On May 22, the Ninth Circuit denied the states’ motion, in an order that included yet another dissent from Judge VanDyke alleging there may be political shenanigans afoot:

The government’s highly unusual behavior not only explains why intervention is justified; it makes one wonder if the parties are engaging in “rulemaking-by-collective-acquiescence” or some other collusive strategy designed to lessen the political impact of this litigation during an election year.

“Biden Executive Action on the Border Could Come as Early as Tuesday”. Which brings me to a June 2 Politico article captioned “Biden executive action on the border could come as early as Tuesday”. It indicates the latest Biden border plan will largely follow the parameters described by the Times in February, but take special note of two key paragraphs:

The order Biden is slated to announce would use section 212(f) of the Immigration and Nationality Act to dramatically limit migrants’ ability to seek asylum at the southern border once encounters reach a new threshold. Administration officials have discussed an average of 4,000 daily border crossings over the course of a week as the metric.

. . .

But it’s unclear how successful the proposed executive order will be, operationally or politically. Using 212(f), which Trump employed repeatedly to shape the immigration system, is set to face steep blowback from the left. And like Trump, the Biden administration may also face legal challenges. [Emphasis added.]

Briefly, section 212(f) of the INA provides, in pertinent part, that:

Whenever the President finds that the entry of any aliens or of any class of aliens into the United States would be detrimental to the interests of the United States, he may by proclamation, and for such period as he shall deem necessary, suspend the entry of all aliens or any class of aliens as immigrants or nonimmigrants, or impose on the entry of aliens any restrictions he may deem to be appropriate.

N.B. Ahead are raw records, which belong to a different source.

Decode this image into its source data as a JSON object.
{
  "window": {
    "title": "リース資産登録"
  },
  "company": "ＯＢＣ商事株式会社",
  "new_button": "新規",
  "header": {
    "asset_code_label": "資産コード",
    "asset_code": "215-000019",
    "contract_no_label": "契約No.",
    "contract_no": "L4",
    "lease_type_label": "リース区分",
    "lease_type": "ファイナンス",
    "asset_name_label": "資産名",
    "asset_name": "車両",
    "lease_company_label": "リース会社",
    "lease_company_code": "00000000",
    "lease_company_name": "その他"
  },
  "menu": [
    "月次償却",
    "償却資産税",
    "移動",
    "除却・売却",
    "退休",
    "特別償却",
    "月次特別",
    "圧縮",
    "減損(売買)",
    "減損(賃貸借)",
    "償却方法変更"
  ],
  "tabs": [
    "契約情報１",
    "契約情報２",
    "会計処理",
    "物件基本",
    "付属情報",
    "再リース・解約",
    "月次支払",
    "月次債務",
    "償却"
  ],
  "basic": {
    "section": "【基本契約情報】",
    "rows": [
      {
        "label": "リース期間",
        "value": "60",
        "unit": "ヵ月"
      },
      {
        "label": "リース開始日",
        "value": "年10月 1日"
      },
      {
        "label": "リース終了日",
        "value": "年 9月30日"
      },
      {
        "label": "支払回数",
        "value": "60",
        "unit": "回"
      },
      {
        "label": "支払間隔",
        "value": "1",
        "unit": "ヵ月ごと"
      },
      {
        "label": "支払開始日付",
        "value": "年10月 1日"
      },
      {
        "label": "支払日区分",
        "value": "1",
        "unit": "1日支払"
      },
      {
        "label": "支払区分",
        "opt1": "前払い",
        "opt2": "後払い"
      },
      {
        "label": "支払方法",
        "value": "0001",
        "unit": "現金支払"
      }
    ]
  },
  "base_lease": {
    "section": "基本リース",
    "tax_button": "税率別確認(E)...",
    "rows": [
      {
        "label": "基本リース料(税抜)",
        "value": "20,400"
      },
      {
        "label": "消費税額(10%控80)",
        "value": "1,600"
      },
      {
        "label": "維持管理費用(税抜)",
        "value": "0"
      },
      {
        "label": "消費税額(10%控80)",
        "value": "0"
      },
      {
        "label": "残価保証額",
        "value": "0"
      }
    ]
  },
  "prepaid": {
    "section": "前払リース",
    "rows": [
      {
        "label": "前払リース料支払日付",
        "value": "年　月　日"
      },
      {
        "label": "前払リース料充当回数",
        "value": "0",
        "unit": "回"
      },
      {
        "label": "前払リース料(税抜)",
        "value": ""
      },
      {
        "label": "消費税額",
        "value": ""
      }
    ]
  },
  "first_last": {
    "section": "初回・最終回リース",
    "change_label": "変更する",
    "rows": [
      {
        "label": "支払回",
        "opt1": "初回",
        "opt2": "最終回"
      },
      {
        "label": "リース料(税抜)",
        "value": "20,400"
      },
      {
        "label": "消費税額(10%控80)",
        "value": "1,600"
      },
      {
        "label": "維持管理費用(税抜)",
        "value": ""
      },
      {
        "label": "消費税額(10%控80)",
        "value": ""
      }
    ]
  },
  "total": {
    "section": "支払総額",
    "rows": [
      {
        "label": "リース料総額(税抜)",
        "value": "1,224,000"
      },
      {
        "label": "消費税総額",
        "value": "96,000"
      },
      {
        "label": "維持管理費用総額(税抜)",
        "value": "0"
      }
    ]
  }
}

The Supreme Court held in 2018 that section 212(f) “exudes deference to the President in every clause”. And yet when the Trump administration later attempted to use that authority to bar asylum claims by aliens who entered illegally, it was blocked by the Ninth Circuit.

The case? East Bay Sanctuary Covenant v. Trump, an earlier iteration of the case in which the states attempted unsuccessfully to intervene, and in which settlement negotiations between the administration and migrant advocates are ongoing.

In my congressional testimony, I detailed the clear legal errors in that decision, but don’t trust me: Judge VanDyke explained in his February dissent, “If this case gets before the Supreme Court, the safe bet is that it would overrule” the earlier precedents in East Bay (which he termed “erroneous”) expressly limiting the president’s 212(f) authority at the border.

The problem is that with Kansas and the other states prevented from intervening in East Bay, and the Biden administration still negotiating with the plaintiffs in that case, there’s no way such Supreme Court review will be occurring anytime soon.

My Prognostication. The latest Biden proposal will likely follow the outline the Times described in February — a 4,000 to 5,000 apprehension per-day Lankford limit and continued access to the ports by inadmissible aliens. Don’t be surprised if there’s also some new “benefit” to aliens unlawfully here, like a “parole in place” and work authorization for “sympathetic” groups of aliens to appease the president’s progressive base.

Here’s another thing that shouldn’t surprise you: Whatever asylum restrictions the president proposes will be immediately challenged by the plaintiffs in East Bay, an ongoing case in which at least one federal judge suggests the administration may already be playing political games with its migrant-advocate “frenemies”.